Личная трагедия Грабаря, во многом портившая его нрав, заключалась в несоответствии размера его таланта с потугами, самоотверженными и упорными, для достижения высоких целей, им самому себе поставленных. Культ эпохи Возрождения и завораживающие образы великих художников, их биографии и их художественные подвиги и достижения (о которых он с нами интересно беседовал) и его скромные, судьбою ему отпущенные возможности ограниченного, хотя и несомненного таланта, были личной его тяжелой драмой, скрываемой в силу самолюбия, не раз прорвавшейся в словах: "Ужасно, когда наедине с собой приходится себе ставить двойку".

Вся последующая его жизнь в России, вся его деятельность (увы, при большевиках), как хранителя и оценщика национальных сокровищ и очень ценная, заслуживающая даже восхищения работа возглавляемой им комиссии по расчистке, реставрации и изучению старинных фресок и икон в древних русских соборах, бесподобных по красоте и доселе бывших неизвестными (будучи закрытыми штукатуркой), равно как его труд по истории русской живописи и архитектуры вся эта кипучая плодотворная деятельность с избытком замещает все то, чего ему не удалось достичь в области личного творчества в живописи.

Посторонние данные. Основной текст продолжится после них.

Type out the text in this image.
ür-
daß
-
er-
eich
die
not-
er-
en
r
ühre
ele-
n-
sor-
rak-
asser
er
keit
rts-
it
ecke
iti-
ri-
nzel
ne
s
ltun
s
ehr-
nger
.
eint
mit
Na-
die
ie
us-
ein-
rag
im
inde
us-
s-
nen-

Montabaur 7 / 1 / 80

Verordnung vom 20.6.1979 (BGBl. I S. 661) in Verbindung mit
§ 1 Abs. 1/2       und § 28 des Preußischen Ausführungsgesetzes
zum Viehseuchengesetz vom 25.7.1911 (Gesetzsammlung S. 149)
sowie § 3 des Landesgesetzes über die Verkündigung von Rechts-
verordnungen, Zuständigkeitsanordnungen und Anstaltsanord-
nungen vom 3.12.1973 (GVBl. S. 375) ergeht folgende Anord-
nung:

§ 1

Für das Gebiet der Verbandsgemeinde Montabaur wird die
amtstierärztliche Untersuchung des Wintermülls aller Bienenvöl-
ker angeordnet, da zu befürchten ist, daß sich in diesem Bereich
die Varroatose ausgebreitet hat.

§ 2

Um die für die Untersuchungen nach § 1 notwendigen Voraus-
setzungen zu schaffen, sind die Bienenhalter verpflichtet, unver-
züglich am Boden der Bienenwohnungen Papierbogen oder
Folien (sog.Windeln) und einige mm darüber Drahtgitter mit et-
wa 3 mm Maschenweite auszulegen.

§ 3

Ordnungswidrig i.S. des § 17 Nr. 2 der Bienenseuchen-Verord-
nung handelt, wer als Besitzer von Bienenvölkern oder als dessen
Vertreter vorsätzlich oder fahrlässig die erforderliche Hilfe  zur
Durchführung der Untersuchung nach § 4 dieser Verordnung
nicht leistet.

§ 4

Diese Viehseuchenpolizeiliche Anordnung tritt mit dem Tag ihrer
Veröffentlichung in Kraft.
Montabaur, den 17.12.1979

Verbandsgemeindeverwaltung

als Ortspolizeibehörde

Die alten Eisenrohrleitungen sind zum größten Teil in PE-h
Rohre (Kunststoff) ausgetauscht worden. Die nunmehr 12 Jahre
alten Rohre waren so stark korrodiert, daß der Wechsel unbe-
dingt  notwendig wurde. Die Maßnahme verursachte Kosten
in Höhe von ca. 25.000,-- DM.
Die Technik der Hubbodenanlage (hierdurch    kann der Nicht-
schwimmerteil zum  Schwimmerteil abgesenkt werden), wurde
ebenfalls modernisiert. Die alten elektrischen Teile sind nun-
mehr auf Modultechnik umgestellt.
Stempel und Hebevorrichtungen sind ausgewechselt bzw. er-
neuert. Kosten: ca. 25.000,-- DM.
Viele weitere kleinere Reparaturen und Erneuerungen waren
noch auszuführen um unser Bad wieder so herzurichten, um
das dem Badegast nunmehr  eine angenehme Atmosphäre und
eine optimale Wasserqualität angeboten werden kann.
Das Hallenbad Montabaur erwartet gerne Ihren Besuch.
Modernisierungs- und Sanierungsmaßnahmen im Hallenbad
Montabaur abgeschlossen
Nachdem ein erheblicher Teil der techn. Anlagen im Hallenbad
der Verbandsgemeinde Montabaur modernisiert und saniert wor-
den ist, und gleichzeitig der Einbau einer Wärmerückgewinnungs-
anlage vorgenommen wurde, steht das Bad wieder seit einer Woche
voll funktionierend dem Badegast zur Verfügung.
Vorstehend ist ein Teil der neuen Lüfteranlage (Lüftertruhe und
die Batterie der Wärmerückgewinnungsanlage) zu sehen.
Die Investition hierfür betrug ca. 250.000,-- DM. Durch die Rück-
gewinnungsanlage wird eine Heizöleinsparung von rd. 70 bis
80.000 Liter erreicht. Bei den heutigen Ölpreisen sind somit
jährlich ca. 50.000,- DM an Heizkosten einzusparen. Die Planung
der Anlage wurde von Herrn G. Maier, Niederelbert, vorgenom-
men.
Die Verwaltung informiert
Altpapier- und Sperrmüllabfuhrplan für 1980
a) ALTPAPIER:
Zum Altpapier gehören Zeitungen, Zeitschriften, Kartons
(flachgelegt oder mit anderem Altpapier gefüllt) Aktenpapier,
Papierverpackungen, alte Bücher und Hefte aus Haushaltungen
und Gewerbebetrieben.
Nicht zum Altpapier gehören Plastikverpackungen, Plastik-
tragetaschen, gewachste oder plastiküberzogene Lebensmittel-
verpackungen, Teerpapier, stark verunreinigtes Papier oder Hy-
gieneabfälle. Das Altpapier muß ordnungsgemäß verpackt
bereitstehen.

В Мюнхене я застал начинающийся закат "великой эры" в искусстве. Еще блистал во славе своей старый, угрюмый, величественный Лембах, в очках, с большой бородой, в бархатной блузе. Он был Юпитером мюнхенского Парнасса и был редко доступен.

К нему изредка ходили на поклон, как к маститому великому мастеру, славе Мюнхена.

Его роскошное жилище с оригиналами Тициана и других великих мастеров, большей частью поднесенных ему коронованными особами, служили целью набожного паломничества для приезжающих в Мюнхен. Его портреты ценились на вес золота и были "гвоздями" на выставках.

Прекрасно нарисованные, живые по характеру, они меня раздражали своей подражательностью великим мастерам, своей псевдо-эскизностью, шиком технических приемов и росчерка и искусственной патиной коричневых тонов "Gallerieton". Но все же Лембах был значительным, чисто немецким явлением. Его портреты Бисмарка и ученого Момсена были поистине , замечательными.

Несравненно более талантливые произведения в то время уже не бывшего в живых друга Лембаха, Маресса, в прелестном загородном дворце Плейсхейм, где находятся его знаменитые фрески (столь же значительные его фрески я видел в зале Неаполитанского Аквариума), произвели на меня впечатление лучших творений мюнхенской школы, по талантливости и благородству композиций, силе и общему тону.

Более раздутый, чем великий, талант был у знаменитого и прославленного в то время Франца Штука.

Красавец римского типа, с профилем монеты Римской империи, позировавший под персонаж античной эпохи, он был баловнем Мюнхена. Его роскошная вилла в стиле римско-помпейском, с фресками, мозаиками, с мраморными полами, с камеями-портретами, вделанными в стену хозяина и хозяйки, красавицы тоже римского типа, бывшей кельнерши, служила предметом поклонения и восторга и была достопримечательностью Мюнхена.

Штук встретил нашу тройку с изысканной любезностью, но во всем чувствовалось, что он "великий человек", и самомнения у него было много.

С этой обстановкой соприродно было всё его творчество, ложно-античное, вернее проникнутое античным духом и античными фабулами. Картины с кентаврами, фавнами, нимфами были наиболее любимыми его темами, но и портреты его были обвеяны неким античным духом, мастерски нарисованные, очень тяжелого цвета, часто весьма надуманные, его картины отличались особенной звучностью красок, сильных и весьма контрастных, от черного к ярко-красному, синему, зеленому, и породили особый уклон в мюнхенской живописи, находившейся, в силу традиций, во многом еще во власти ложно-классического стиля, как и архитектура.